Shell-backed Oil Securities, is also unaffected by AIG’s problems, with ETFS reporting active markets in all of these products.
“The ETFS group is actively working on possible ways of providing investors with liquidity, including arranging suitable collateral for market-makers,” the company said in a statement. “However, we can give no assurance as to whether these or other alternatives can be implemented at this stage.”
Finally, China steps in with an opinion, Reuters:
BEIJING (Reuters) - Threatened by a “financial tsunami,” the world must consider building a financial order no longer dependent on the United States, a leading Chinese state newspaper said on Wednesday.
The commentary in the overseas edition of the People’s Daily said the collapse of Lehman Brothers Holdings Inc (LEH.P: Quote, Profile, Research, Stock Buzz) “may augur an even larger impending global ‘financial tsunami’.”
The People’s Daily is the official newspaper of China’s ruling Communist Party, and the overseas edition is a smaller circulation offshoot of the main paper.
Its pronouncements do not necessarily directly reflect leadership views, but this commentary by a professor at Shanghai’s Tongji University suggested considerable official alarm at the strains buckling world financial markets.
China’s central bank earlier this week cut its lending rate for the first time in six years, a move analysts said was aimed at bolstering the economy and the battered stock market.
“The eruption of the U.S. sub-prime crisis has exposed massive loopholes in the United States’ financial oversight and supervision,” writes the commentator, Shi Jianxun.
“The world urgently needs to create a diversified currency and financial system and fair and just financial order that is not dependent on the United States.”
But Vice Premier Wang Qishan, on a visit to the United States, told U.S. trade officials in a meeting on Tuesday that China and the United States needed to maintain close economic ties with global markets going through such turbulence.
“The Chinese government is well aware of the fact that the United States, which is the world’s largest developed country, and China, which is the world’s largest developing country, should have constructive and cooperative economic and trade relations,” he said.
China is a major buyer of U.S. Treasury bonds, and through its sovereign wealth fund it has taken stakes in two large U.S. financial institutions.
In July 2005, China revalued the yuan and freed it from a dollar peg to float within managed bands.
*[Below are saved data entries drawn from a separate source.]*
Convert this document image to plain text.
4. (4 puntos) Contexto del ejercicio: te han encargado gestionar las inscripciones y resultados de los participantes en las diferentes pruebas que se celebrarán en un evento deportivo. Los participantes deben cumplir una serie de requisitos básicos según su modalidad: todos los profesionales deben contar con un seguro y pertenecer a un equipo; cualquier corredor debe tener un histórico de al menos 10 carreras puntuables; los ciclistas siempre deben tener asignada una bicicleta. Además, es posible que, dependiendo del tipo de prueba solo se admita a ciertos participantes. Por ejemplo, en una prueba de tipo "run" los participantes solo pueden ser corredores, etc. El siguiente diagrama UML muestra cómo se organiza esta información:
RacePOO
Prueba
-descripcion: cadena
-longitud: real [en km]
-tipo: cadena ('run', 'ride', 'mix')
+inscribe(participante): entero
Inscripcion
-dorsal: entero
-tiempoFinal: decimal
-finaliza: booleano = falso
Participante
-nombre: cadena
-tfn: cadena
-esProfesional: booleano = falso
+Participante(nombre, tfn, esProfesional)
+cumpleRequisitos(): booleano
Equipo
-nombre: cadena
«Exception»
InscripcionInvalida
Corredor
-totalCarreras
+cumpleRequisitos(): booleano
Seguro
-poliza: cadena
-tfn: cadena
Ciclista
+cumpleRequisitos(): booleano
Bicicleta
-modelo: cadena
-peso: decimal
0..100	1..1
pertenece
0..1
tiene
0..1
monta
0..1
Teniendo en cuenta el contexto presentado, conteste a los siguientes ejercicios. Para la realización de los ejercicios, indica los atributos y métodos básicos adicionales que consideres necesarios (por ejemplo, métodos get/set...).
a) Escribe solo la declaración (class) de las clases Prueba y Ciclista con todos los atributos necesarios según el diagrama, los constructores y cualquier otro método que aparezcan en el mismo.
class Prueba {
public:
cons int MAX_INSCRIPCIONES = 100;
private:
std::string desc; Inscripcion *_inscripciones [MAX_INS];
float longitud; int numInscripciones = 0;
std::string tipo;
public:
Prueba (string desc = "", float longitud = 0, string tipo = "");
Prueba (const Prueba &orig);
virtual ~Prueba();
But the yuan and China’s trade remains tightly linked to the fortunes of the dollar.
The commentary suggested China must brace for grave economic fallout and look to alternatives, saying the crisis brings to mind the Great Depression of the 1930s.
“Lehman Brothers announced bankruptcy will not only have a domino effect on the global financial world, it will bring a shock to the world economy,” the front-page comment stated.
There is nothing “business as usual” about the unfolding events.
This is serious stuff people.
Take a serious look at what has been and will always be the rock solid foundation of every economy for the last 5000 years of human history: Gold.
We are about to witness a massive transfer of wealth as fiat systems come crashing down around us.
I have said before that China could lead a push to switch to a new currency. I have also said it will likely be a currency backed by gold and or silver.
As Robert Kyosaki would say, “Cash is Trash”.